Malgré un tas de signaux au rouge ou à l’orange, la majorité fédérale a décidé hier soir de persévérer dans la mise en œuvre de mesures de son accord d’été qui sont, au mieux, incertaines d’un point de vue juridique et, au pire, budgétairement coûteuses et socialement déstructurantes. A son image depuis le début de la législature, la majorité fédérale fait fi de tous les avis externes négatifs (Cour des Comptes, Commission Européenne, Conseil d’État, Conseil National du Travail, Conseil Supérieur des Volontaires,…) pour imposer des choix politiques à la fois irréfléchis et problématiques pour l’avenir.

« Plutôt que d’admettre qu’il faisait fausse route, plutôt que de se mettre à l’écoute des organes de concertation et d’experts externes, plutôt que remettre l’ouvrage sur le métier, le Gouvernement fédéral a décidé de mettre le pied sur l’accélérateur et d’avancer comme un train fou lancé dans le brouillard. La réforme de l’Impôt de Sociétés, quels que soient ses bons côtés, ne sera pas, en l’état actuel de décision, neutre budgétairement. La taxe sur les comptes-titres ne rapportera jamais les 254 millions d’euros annoncés et ne rendra pas notre système fiscal plus juste et plus lisible. Quant à l’exonération de 6000 euros de revenus pour certains travailleurs, elle risque de mettre à mal l’engagement associatif volontaire et de créer une concurrence déloyale avec les indépendants et les PME. Mais pour le Gouvernement Michel, ce n’est pas grave. Ce qui compte, ce sont les apparences ! », dénonce Georges Gilkinet.

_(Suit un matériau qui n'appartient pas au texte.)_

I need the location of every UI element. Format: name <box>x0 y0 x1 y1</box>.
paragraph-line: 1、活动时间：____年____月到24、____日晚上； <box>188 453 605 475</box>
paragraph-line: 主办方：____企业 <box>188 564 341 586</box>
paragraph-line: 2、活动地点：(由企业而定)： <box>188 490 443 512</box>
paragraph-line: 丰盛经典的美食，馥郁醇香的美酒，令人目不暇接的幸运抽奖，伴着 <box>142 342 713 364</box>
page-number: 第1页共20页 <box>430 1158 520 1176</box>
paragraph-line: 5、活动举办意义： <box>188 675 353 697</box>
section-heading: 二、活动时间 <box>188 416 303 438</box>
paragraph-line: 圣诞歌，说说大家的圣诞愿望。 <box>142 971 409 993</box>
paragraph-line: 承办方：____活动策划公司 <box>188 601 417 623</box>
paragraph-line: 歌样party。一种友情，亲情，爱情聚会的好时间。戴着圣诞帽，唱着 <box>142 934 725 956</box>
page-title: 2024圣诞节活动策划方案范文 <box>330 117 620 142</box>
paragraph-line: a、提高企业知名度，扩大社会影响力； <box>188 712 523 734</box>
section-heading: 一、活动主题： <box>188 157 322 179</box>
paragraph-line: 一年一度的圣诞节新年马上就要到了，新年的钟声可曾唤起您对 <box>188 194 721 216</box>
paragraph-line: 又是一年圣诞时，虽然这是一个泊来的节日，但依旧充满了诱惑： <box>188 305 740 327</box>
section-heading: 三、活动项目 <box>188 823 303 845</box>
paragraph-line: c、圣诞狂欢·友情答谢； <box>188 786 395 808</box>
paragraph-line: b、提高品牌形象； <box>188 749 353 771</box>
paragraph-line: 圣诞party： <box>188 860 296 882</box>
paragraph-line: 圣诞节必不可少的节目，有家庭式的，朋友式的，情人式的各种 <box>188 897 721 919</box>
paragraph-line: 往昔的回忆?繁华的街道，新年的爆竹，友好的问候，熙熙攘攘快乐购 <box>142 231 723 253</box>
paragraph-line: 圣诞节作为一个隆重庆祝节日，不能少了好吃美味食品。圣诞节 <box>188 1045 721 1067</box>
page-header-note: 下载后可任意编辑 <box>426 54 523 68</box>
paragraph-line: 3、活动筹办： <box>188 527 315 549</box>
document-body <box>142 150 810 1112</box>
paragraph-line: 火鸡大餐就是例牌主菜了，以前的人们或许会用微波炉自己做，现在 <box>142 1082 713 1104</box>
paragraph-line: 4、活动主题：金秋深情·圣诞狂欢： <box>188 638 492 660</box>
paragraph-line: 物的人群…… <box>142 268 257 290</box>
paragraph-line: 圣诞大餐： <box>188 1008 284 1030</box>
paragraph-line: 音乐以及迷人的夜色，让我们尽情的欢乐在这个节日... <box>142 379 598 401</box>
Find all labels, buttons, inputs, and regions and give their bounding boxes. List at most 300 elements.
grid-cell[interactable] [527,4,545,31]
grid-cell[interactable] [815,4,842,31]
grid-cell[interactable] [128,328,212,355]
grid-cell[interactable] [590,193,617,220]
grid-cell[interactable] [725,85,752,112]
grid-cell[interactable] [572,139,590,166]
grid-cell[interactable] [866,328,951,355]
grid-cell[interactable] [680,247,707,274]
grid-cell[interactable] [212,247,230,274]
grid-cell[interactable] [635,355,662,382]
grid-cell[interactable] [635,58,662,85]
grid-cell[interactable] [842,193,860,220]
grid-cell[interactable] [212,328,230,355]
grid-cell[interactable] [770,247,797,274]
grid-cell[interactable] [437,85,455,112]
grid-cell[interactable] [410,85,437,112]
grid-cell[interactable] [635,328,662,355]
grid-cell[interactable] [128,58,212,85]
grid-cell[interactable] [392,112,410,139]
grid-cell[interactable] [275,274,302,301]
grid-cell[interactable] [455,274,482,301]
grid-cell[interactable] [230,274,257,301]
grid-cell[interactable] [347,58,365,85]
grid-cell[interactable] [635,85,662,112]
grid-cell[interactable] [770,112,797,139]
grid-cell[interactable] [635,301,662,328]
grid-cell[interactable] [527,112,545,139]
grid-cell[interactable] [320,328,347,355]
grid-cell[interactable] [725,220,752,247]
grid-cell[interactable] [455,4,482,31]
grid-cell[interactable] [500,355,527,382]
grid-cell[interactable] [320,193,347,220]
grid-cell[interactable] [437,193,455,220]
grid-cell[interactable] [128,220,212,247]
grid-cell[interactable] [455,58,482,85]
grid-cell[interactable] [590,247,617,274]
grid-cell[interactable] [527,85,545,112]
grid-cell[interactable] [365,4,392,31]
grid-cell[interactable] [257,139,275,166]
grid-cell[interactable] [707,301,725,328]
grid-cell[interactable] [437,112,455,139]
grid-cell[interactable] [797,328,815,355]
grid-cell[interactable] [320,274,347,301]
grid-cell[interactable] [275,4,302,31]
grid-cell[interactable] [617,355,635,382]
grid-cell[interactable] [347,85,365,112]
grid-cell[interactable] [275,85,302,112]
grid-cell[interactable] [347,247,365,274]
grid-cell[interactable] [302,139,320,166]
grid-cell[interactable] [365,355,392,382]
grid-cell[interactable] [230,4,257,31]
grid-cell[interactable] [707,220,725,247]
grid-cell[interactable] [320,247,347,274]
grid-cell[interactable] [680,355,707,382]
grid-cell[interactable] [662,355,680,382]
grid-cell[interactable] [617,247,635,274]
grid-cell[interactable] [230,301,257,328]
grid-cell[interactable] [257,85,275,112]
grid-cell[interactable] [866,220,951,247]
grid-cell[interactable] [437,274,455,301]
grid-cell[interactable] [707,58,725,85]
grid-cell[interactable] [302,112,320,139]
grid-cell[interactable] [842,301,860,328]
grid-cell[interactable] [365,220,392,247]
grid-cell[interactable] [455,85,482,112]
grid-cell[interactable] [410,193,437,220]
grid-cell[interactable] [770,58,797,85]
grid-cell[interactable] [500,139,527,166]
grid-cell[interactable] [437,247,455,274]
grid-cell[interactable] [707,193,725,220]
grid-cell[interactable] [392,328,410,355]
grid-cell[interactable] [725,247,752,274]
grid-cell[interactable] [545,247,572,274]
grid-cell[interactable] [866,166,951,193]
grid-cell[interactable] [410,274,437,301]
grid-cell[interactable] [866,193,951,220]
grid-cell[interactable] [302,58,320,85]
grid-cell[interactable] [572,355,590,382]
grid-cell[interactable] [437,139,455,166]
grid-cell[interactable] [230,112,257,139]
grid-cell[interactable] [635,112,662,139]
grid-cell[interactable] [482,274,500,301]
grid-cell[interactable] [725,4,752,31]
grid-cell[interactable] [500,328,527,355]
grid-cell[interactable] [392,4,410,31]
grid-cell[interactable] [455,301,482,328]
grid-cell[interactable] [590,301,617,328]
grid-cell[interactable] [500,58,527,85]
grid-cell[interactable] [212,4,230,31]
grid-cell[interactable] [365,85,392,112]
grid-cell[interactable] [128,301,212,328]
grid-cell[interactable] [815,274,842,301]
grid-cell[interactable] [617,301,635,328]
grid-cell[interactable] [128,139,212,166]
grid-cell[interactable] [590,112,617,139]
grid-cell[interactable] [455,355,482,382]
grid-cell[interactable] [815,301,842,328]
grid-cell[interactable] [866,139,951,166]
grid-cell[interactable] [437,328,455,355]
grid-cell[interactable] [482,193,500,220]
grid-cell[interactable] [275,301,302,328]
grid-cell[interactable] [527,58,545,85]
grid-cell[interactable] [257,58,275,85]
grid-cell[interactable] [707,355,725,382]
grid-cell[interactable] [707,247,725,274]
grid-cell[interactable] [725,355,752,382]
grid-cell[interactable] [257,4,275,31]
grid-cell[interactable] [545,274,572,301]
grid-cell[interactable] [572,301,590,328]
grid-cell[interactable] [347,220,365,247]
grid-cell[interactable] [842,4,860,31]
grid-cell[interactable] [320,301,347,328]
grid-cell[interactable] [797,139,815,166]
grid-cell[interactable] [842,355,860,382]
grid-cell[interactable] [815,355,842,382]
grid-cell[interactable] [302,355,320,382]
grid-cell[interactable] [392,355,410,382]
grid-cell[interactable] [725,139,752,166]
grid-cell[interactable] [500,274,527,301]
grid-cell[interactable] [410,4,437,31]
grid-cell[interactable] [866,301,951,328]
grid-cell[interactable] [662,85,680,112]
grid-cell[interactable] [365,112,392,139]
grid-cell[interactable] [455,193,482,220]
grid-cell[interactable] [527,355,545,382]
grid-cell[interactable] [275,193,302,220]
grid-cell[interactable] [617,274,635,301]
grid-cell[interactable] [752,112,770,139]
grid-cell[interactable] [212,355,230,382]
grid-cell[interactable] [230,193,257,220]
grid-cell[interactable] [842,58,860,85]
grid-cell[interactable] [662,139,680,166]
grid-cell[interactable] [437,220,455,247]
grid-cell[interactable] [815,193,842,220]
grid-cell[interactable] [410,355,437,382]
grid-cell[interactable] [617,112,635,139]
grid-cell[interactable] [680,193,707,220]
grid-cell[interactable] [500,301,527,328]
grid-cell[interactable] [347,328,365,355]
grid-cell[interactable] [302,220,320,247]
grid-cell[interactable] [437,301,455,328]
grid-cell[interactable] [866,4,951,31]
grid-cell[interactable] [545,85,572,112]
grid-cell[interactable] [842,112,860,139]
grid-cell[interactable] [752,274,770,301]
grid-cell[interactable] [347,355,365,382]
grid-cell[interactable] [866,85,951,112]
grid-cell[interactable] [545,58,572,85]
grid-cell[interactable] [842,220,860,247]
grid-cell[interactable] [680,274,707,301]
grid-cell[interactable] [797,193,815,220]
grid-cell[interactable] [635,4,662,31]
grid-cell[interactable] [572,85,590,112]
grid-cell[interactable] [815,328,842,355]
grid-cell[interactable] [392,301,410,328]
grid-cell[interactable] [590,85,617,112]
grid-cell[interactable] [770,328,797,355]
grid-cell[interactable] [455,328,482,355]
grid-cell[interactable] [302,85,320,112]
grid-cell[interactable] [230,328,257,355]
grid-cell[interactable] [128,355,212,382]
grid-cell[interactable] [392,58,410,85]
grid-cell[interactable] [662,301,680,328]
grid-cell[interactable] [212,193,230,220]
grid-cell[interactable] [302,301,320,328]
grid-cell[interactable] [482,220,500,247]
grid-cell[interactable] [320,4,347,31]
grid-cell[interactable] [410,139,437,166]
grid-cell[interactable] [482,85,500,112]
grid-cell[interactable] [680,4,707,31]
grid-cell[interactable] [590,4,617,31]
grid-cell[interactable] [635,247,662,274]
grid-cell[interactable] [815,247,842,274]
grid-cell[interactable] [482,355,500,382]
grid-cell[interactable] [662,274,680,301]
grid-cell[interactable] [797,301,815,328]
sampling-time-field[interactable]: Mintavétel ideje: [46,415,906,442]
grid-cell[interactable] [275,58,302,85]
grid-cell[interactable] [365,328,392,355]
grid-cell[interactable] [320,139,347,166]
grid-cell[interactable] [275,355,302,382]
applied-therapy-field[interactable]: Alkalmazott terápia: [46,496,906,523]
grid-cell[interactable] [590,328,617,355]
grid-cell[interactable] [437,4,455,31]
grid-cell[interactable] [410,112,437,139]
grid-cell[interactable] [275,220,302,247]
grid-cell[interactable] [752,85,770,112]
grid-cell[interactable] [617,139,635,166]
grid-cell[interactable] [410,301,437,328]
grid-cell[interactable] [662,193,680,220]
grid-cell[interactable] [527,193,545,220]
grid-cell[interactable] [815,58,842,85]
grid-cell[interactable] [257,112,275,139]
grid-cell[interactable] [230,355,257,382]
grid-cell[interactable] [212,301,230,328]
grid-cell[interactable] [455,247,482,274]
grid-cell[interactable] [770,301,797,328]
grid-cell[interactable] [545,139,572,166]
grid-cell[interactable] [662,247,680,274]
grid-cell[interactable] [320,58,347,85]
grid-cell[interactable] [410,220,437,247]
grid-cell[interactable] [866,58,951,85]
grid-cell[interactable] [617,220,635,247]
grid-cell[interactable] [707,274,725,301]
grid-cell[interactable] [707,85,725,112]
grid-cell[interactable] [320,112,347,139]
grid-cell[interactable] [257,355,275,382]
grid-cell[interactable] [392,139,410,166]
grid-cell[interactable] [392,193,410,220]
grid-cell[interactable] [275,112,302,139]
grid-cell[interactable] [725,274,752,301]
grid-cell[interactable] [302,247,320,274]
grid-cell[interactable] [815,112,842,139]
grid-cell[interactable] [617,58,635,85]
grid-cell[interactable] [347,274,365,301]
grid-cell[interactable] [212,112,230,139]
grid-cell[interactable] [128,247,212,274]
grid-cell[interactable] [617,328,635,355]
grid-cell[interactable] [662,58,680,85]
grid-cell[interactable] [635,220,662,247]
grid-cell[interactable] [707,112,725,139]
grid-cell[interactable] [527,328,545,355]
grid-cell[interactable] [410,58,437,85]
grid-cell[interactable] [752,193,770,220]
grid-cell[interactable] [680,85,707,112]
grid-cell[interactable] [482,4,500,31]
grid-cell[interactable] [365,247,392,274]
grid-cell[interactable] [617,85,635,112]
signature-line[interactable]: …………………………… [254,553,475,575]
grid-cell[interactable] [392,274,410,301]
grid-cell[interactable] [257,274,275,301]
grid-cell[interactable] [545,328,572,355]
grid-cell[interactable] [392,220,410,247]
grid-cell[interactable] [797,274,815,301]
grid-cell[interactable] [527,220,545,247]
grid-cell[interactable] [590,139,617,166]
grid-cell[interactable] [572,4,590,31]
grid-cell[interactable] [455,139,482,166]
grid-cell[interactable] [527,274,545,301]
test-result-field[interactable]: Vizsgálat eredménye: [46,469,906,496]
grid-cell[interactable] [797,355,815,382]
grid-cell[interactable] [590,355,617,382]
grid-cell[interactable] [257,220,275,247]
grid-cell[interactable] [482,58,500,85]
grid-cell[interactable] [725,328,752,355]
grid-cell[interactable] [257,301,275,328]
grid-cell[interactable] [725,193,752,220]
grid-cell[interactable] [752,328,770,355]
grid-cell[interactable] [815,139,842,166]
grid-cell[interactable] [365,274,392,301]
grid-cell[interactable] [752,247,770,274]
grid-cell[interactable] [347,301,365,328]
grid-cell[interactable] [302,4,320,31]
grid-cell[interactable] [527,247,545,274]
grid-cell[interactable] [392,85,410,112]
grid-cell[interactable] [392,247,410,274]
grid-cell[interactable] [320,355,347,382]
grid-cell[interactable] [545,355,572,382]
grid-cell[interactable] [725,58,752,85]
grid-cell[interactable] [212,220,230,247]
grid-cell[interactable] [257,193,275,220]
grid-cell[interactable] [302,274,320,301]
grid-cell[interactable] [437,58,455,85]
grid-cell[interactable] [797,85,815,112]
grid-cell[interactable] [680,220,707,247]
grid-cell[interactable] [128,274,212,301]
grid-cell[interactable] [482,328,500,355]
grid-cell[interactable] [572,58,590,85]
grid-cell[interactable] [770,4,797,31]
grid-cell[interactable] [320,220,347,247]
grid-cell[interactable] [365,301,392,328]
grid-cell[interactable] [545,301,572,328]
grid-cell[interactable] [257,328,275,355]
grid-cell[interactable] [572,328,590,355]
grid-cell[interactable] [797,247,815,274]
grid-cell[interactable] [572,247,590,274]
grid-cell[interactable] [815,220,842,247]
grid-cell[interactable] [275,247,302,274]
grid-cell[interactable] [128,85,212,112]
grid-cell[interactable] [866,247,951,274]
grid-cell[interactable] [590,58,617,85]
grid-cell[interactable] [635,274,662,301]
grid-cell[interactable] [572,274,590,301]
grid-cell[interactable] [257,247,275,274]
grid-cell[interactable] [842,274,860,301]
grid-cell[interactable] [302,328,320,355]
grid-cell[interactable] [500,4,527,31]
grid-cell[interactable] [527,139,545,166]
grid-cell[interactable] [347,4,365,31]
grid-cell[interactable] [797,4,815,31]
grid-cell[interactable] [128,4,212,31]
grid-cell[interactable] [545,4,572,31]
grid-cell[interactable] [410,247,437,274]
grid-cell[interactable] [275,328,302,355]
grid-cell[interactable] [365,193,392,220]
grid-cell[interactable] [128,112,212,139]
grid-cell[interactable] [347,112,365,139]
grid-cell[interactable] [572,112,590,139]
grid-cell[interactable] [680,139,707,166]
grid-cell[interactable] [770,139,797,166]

Au cours des dernières semaines, rarement un Gouvernement aura autant fait l’unanimité contre lui. On aurait pu s’attendre à ce que ça crée une prise de conscience et une remise en question. Notamment quand le Conseil National du Travail unanime, avec en tête l’Union des Classes Moyennes et l’Unizo, a remis en question le projet de permettre à des particuliers de bénéficier de la possibilité d’entrer en concurrence déloyale avec les artisans, les indépendants et les PME qui constituent pourtant notre tissu économique. Même ceux-là n’ont pas été entendus !

« Avec ce gouvernement Michel, on a à la fois l’austérité, avec des atteintes très graves à la sécurité sociale, et l’aventure budgétaire, avec des risques de déficit élevé pour l’avenir. On a en quelque sorte le pire des deux mondes. Il est étonnant et inquiétant de constater que le MR, seul parti francophone de la majorité, et le cd&V, soi-disant conscience sociale de celle-ci, laissent ainsi se mettre en œuvre la politique voulue par le bourgmestre d’Anvers et président de la NVA. Une politique qui vise à la fois à atteindre les fondements de l’Etat fédéral et de la solidarité entre tous les Belges. Pour mieux justifier demain de nouvelles demandes de réformes qui nous éloignent toujours plus des solutions à mettre en œuvre pour créer une société inclusive et capable de répondre aux enjeux énergétiques et environnementaux et sociaux qui sont face à nous », conclut le député fédéral Ecolo.